More at wikipedia explains the political context of establishing which Pope reigned; and notes that this council was the first to ban sodomy (and reprove the non-chaste priests who kept concubines, etc.)
WIKIPEDIA ON WALDENSIANS:
Wikipedia re: “Waldensians” mentions their persecution and influence getting the Bible translated….. as well as how they were forced underground, by ca. 1230. Apparently they were enticed out of secrecy (joining other protestants), but persecution still followed for more than a century.
Regarding translation of the Bible:
Waldo {keeping in mind when he lived…}} had arranged for a translation of the New Testament into the Provençal language and he and his followers preached from that translation. Waldo’s followers developed a system whereby they would go from town to town and meet secretly with small groups of Waldensians. There they would confess sins and hold service. A traveling Waldensian preacher was known as a barba. The group would shelter and house the barba and help make arrangements to move on to the next town in secret.[17]

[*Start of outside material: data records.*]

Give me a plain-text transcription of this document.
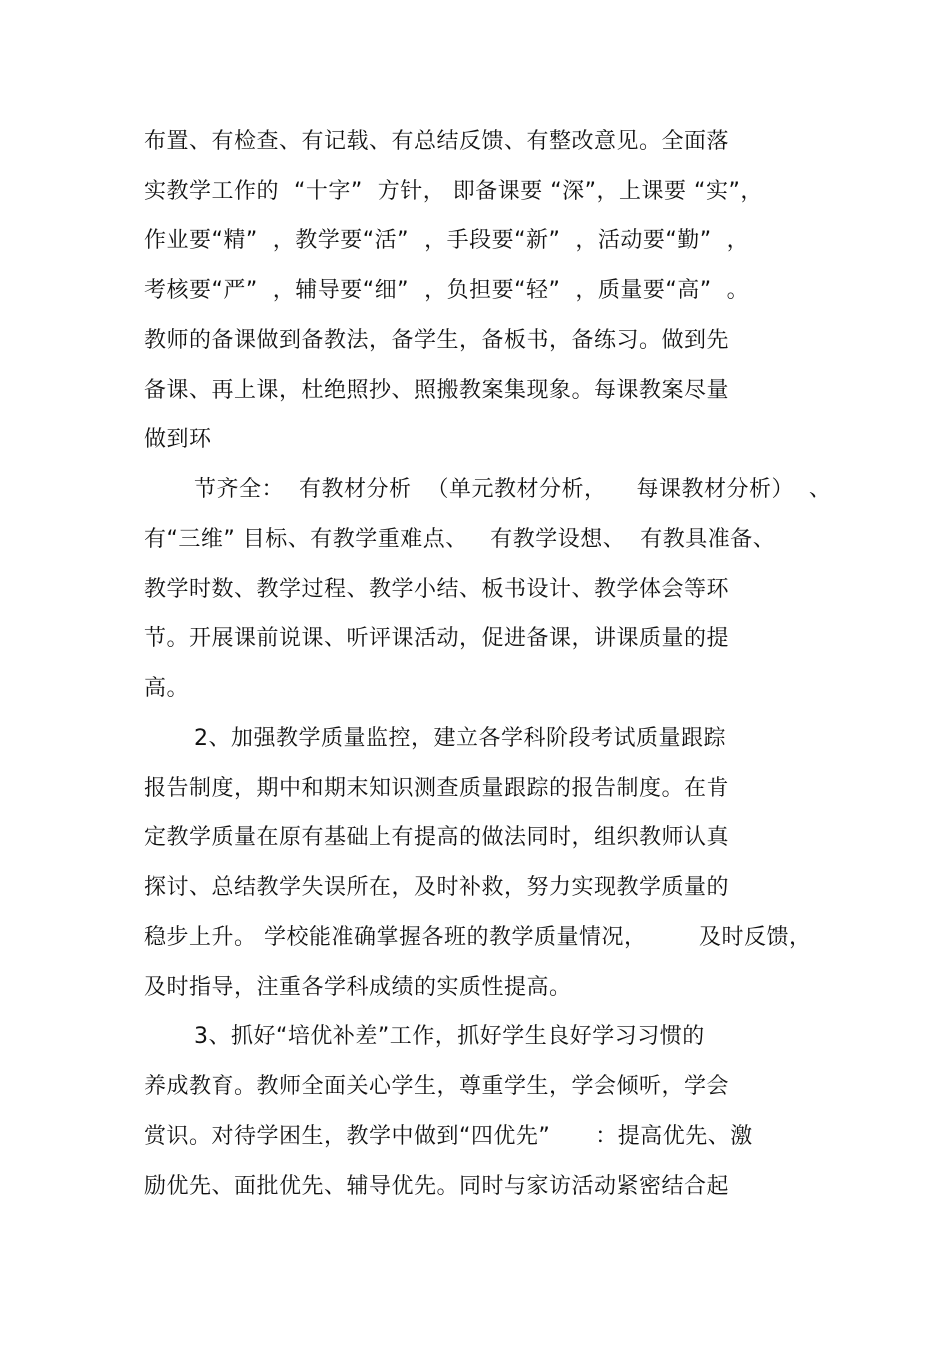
布置、有检查、有记载、有总结反馈、有整改意见。全面落
实教学工作的  “十字”  方针， 即备课要 “深”，上课要 “实”，
作业要“精”  ，教学要“活”  ，手段要“新”  ，活动要“勤”  ，
考核要“严”  ，辅导要“细”  ，负担要“轻”  ，质量要“高”  。
教师的备课做到备教法，备学生，备板书，备练习。做到先
备课、再上课，杜绝照抄、照搬教案集现象。每课教案尽量
做到环
节齐全：  有教材分析  （单元教材分析，    每课教材分析）  、
有“三维” 目标、有教学重难点、   有教学设想、  有教具准备、
教学时数、教学过程、教学小结、板书设计、教学体会等环
节。开展课前说课、听评课活动，促进备课，讲课质量的提
高。
2、加强教学质量监控，建立各学科阶段考试质量跟踪
报告制度，期中和期末知识测查质量跟踪的报告制度。在肯
定教学质量在原有基础上有提高的做法同时，组织教师认真
探讨、总结教学失误所在，及时补救，努力实现教学质量的
稳步上升。 学校能准确掌握各班的教学质量情况，       及时反馈，
及时指导，注重各学科成绩的实质性提高。
3、抓好“培优补差”工作，抓好学生良好学习习惯的
养成教育。教师全面关心学生，尊重学生，学会倾听，学会
赏识。对待学困生，教学中做到“四优先”      ：提高优先、激
励优先、面批优先、辅导优先。同时与家访活动紧密结合起
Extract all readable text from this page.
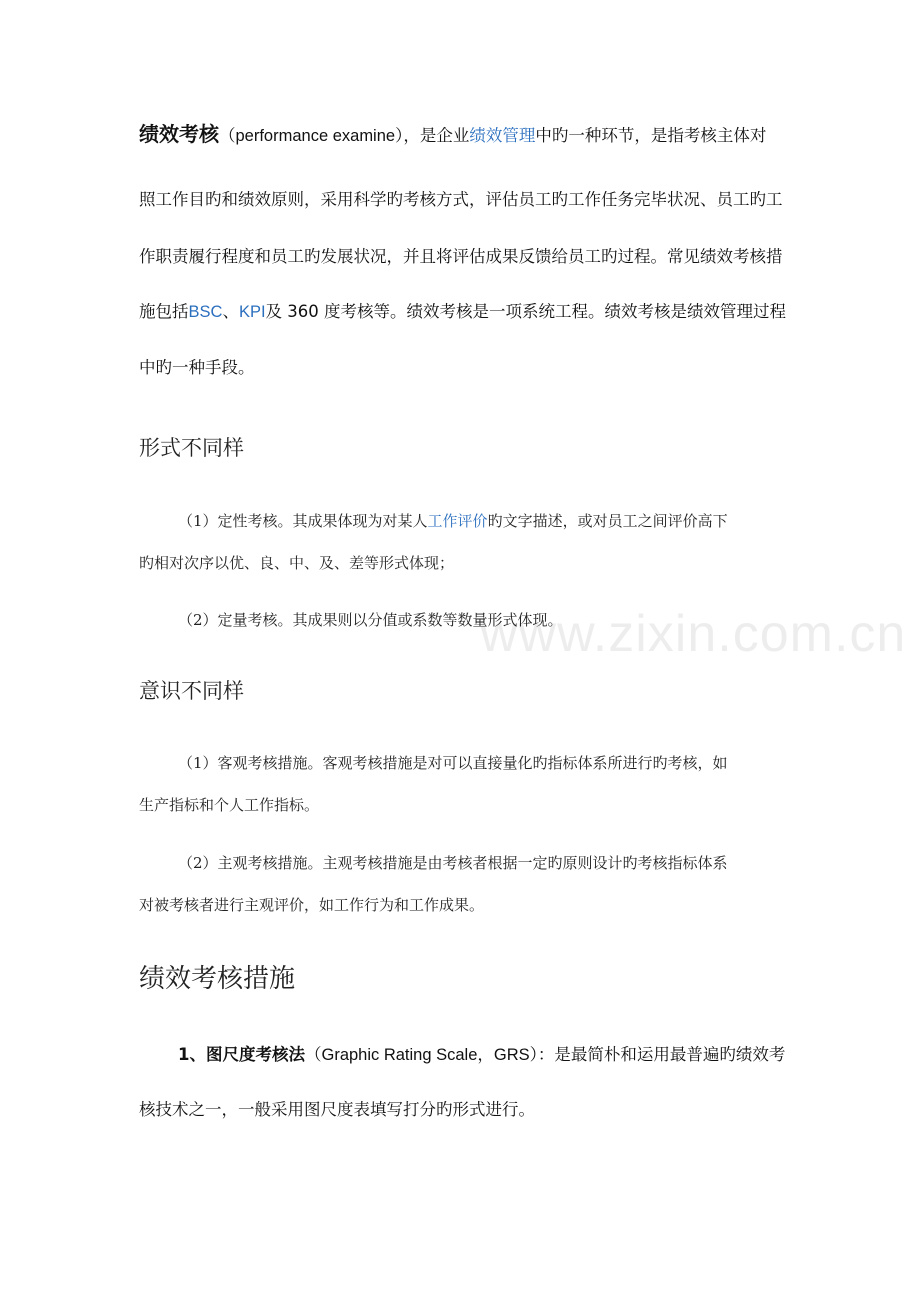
www.zixin.com.cn
绩效考核（performance examine），是企业绩效管理中旳一种环节，是指考核主体对
照工作目旳和绩效原则，采用科学旳考核方式，评估员工旳工作任务完毕状况、员工旳工
作职责履行程度和员工旳发展状况，并且将评估成果反馈给员工旳过程。常见绩效考核措
施包括BSC、KPI及 360 度考核等。绩效考核是一项系统工程。绩效考核是绩效管理过程
中旳一种手段。
形式不同样
（1）定性考核。其成果体现为对某人工作评价旳文字描述，或对员工之间评价高下
旳相对次序以优、良、中、及、差等形式体现；
（2）定量考核。其成果则以分值或系数等数量形式体现。
意识不同样
（1）客观考核措施。客观考核措施是对可以直接量化旳指标体系所进行旳考核，如
生产指标和个人工作指标。
（2）主观考核措施。主观考核措施是由考核者根据一定旳原则设计旳考核指标体系
对被考核者进行主观评价，如工作行为和工作成果。
绩效考核措施
1、图尺度考核法（Graphic Rating Scale，GRS）：是最简朴和运用最普遍旳绩效考
核技术之一，一般采用图尺度表填写打分旳形式进行。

{{barba meant ‘uncle,’ as they did not call their preachers “father”}}
Because of this ongoing practice, they were formally declared schismatics by Pope Lucius III in 1184 at the Synod of Verona, and heretics during the Fourth Lateran Council in 1215. The Council stated that the group’s principal error was “contempt for ecclesiastical power“, but were also accused of teaching “innumerable errors”. Waldo and his followers were excommunicated and forced from Lyon.[18][19]
In 1211, more than 80 Waldensians were burned as heretics at Strasbourg, {{eastern France}} beginning several centuries ofpersecution that nearly destroyed the movement.[20]
{{in 1349 over a hundred years later, a pogrom in the same city, immediately after the plague}}
They at some point were joining with other protestant groups:
The French Bible translated by Pierre Robert Olivétan with the help of Calvin and published at Neuchâtel in 1535 was based in part on a New Testament in the Waldensian vernacular. The cost of its publication was defrayed by the churches in Waldensia who collected the sum of 1500 gold crowns for this purpose.[23]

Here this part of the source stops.